‘It’s unreal’ – Cameron Smith scoops golf’s richest prize at 2022 Players Championship golf with Sawgrass magic show

Cameron Smith emulated an array of Australia’s finest players from yesteryear to win a marathon 49th Players Championship at storm-ravaged Sawgrass in the fading light of a fifth day at golf’s richest tournament.

The 28-year-old Brisbane professional emulated Steve Elkington (1991 and 1997), Greg Norman (1994), Adam Scott (2004) and Jason Day (2016) by becoming the latest figure from Down Under to finish on top at Ponte Vedra Beach in Florida, the outpost where he usually resides in the US.

Despite playing some fabulous shots to sign for a closing six-under 66 – that included 10 glorious birdies and a memorable two at the iconic par-3 17th island hole – a nervy bogey at the 18th saw him fall back to 13 under and leave the door ajar with India’s Anirban Lahiri a shot adrift playing the last.

Fresh from a 12-foot birdie on 17, Lahiri had the chance to force a play-off as Smith watched anxiously on a TV screen in the clubhouse, but was relieved as the World No 322 – the surprise third-round leader on nine under from Monday morning before a wildly undulating fourth round unfolded – saw his chip shot come up agonisingly short.

“It’s unreal. A long, hard week and so nice to come out on top. This is one of the big ones. It’s nice to get it done,” said Smith, who was reunited with his mum Sharon and sister Mel after a two-year wait due to Covid travel restrictions in Australia.

“They came over last week, and golf really took a back step, I guess. I hadn’t seen them for so long and all I wanted to do was hang out with them. It’s so cool to get a win for them.”

England’s Paul Casey finished with a commendable 69 to end his week in sole ownership of third place on 11 under.

It was perhaps fitting that the more traditional Florida sunshine came out to greet the field on the enforced fifth day of the $20m event after almost biblical weather conditions wrecked the first three days amid rain delays, thunderstorms, gusting winds and plummeting temperatures.

Smith treated the galleries to a wonderful exhibition of shot-making yet still found enough trouble to keep the field interested on the 40th anniversary of the Players at Sawgrass.

Sporting a Merv Hughes moustache and the same amount of aggression as the Aussie fast bowler in his pomp, he was as hot as a Gold Coast beach in starting with four straight birdies before adding a fifth on the sixth to move rapidly to 12 under.

Three bogeys blighted his round on the seventh, eighth and nine to reach the turn on nine under alongside Casey with former US PGA winner Keegan Bradley progressing to 10 under alongside Lahiri, who later consoled himself with a staggering $2.18m as runner-up.

“Of course, of course. I want to win. I’ve been here seven years; haven’t gotten over the line yet. That’s definitely a monkey I want to get off my back. Today was as good an opportunity as any,” he said.

“I guess at one point on 16 I thought it was kind of out of reach, but then again, birdieing 17, Cam kind of opened the door.

“But I gave it a good go. Made some mistakes today that I could have avoided, but that’s golf. I picked up a few shots, too, so I’m happy.

“This is a really positive week for me going forward.”

Smith’s response was absolute when he could have wilted mentally as he redoubled his efforts with birdies on 10, 11, 12 and 13 carrying him back into the lead and seemingly stuck on for first prize.

With Casey enjoying birdies on the 11th and 12th to remain in contention, the Ryder Cup player was left with untimely bad fortune on the par-5 16th hole as his ball landed in a divot to prevent him from attacking the hole with his second and Smith’s lead.

“I just played a really, really good round of golf in difficult conditions around Sawgrass,” said Casey. “Shot 69 with maybe one bogey and some breaks that didn’t go my way.

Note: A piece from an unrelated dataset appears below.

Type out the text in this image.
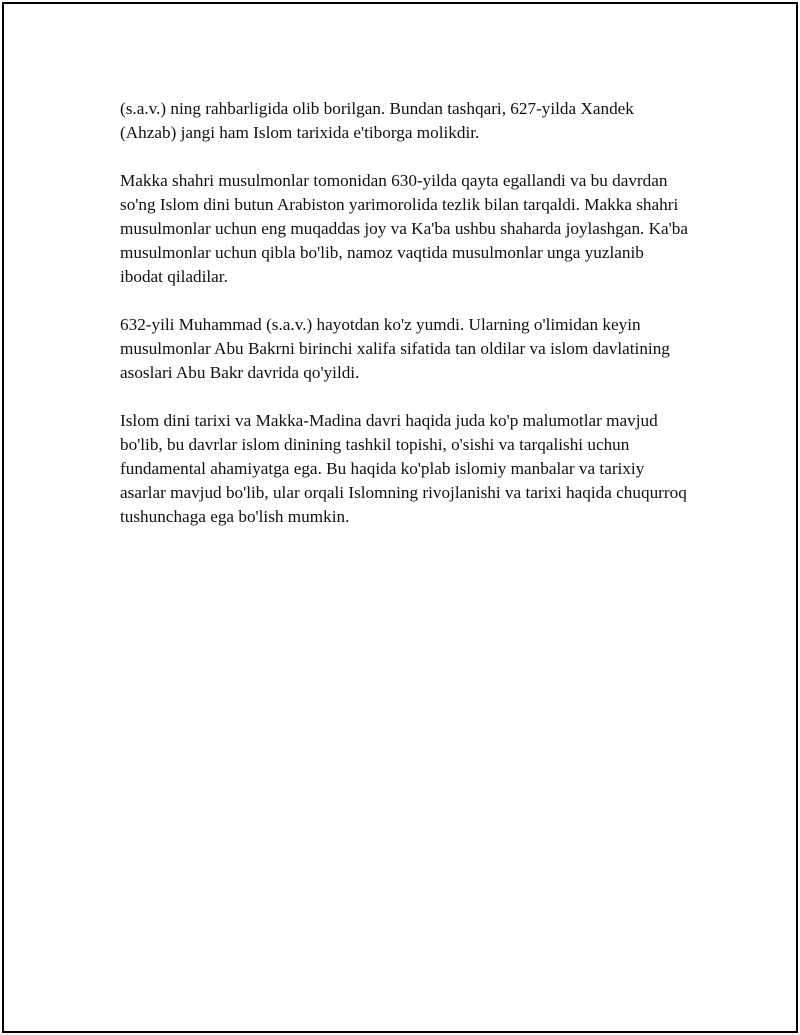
(s.a.v.) ning rahbarligida olib borilgan. Bundan tashqari, 627-yilda Xandek (Ahzab) jangi ham Islom tarixida e'tiborga molikdir.

Makka shahri musulmonlar tomonidan 630-yilda qayta egallandi va bu davrdan so'ng Islom dini butun Arabiston yarimorolida tezlik bilan tarqaldi. Makka shahri musulmonlar uchun eng muqaddas joy va Ka'ba ushbu shaharda joylashgan. Ka'ba musulmonlar uchun qibla bo'lib, namoz vaqtida musulmonlar unga yuzlanib ibodat qiladilar.

632-yili Muhammad (s.a.v.) hayotdan ko'z yumdi. Ularning o'limidan keyin musulmonlar Abu Bakrni birinchi xalifa sifatida tan oldilar va islom davlatining asoslari Abu Bakr davrida qo'yildi.

Islom dini tarixi va Makka-Madina davri haqida juda ko'p malumotlar mavjud bo'lib, bu davrlar islom dinining tashkil topishi, o'sishi va tarqalishi uchun fundamental ahamiyatga ega. Bu haqida ko'plab islomiy manbalar va tarixiy asarlar mavjud bo'lib, ular orqali Islomning rivojlanishi va tarixi haqida chuqurroq tushunchaga ega bo'lish mumkin.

A birdie from four foot at the 17th was cheered wildly by the locals and the World No 10 steadied himself to make five on 18 after prodding his ball short of the green and into the water with his second shot before Lahiri joined Casey, Bradley and several others in wondering what might have been.

“Although it was probably the right decision, the shot was pretty poor,” added Smith about the 18th hole shenanigans. “I thought it was going to come out a bit soft and a bit tumbly and just come out really good and ran through into the water.

“Really held it together there and got up-and-down for bogey.”

With 13 single putts over 18 holes, Smith’s late mishap should not detract from his status as a deserving champion under intense heat of the PGA Tour’s flagship event.

Collecting the sport’s richest prize of $3.6m (£2,746,800) and the golden Players trophy is just reward for sprinkling the course with gold dust.

Viktor Hovland enjoyed a hole-in-one on the par-3 8th hole while Dustin Johnson equalled the course record with a 63 to join the Norwegian on seven under, but out of contention after the ruinous previous few days.

For some, the ruins came later with World No 1 and pre-tournament favourite Jon Rahm concluding with a 77 to finish on plus two in a share of a lowly 55th spot.